For last few days, the operators are taking the age-old and unfit vehicles to various distant places for refurbishing their bodies, so that after completing the procedure they would be able to ply those vehicles again on the city streets. Scores of such busses were seen being decorated anew at Mohammadpur Beribadh and Gabtoli areas.
Shamim, a transport worker, said they brought a bus for painting its body so that it looks new enough to dodge the mobile courts that have been set up in the city's Demra, Gulshan, Mohakhali, Tejgaon and Malibagh areas.
The Communication Ministry had introduced a special drive Tuesday to free the city streets from the nagging traffic congestion and improve the situation during Ramadan by deploying these six mobile courts to drive out age-old, unfit and unlicensed vehicles.
Besides, Bangladesh Road Transport Authority (BRTA) had taken such initiatives from August 9, while Dhaka Metropolitan Police (DMP) from August 4.

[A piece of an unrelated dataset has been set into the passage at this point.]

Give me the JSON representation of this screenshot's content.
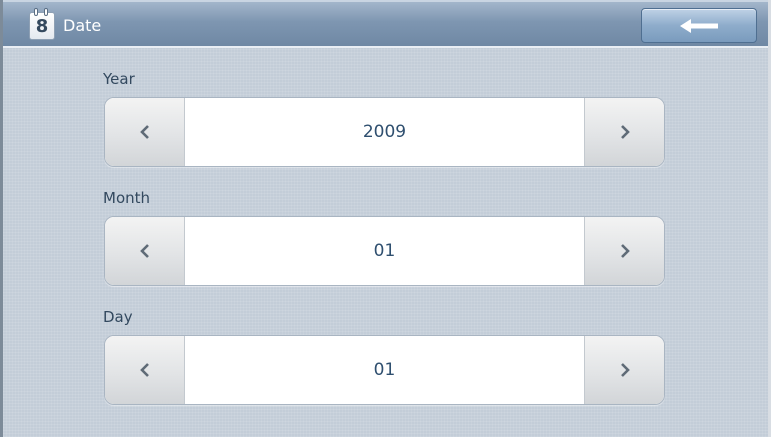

Due to these initiatives the city is witnessing comparatively smooth vehicular movement for the last couple of days.
A BRTA official said the mobile courts would be able to catch the transport operators who are refurbishing their vehicles to dodge the mobile courts, as they could not produce fake or invalid documents for their unfit and age-old vehicles.
"We need more manpower and other logistic supports to make the initiative a success," he said.
BRTA sources said there are over 0.5 million registered vehicles in the city. Of them around 3,000 are age-old and unfit, while a huge number of others have been plying without valid papers or with fake papers.
DMP claimed that they seized around 2,000 such vehicles that forced other transport owners to go to the BRTA office to update invalid papers of their vehicles.
DMP Joint Commissioner (Traffic) Monzur Quader expressed satisfaction over the special drives, as these drives are keeping the age-old, unfit and unlicensed vehicles off the roads, and improving the city's traffic situation.
He said the mobile courts were clearly instructed to check condition or to verify documents of each new and old vehicle in the city. "So no illegal vehicle operator would be able to escape," he added.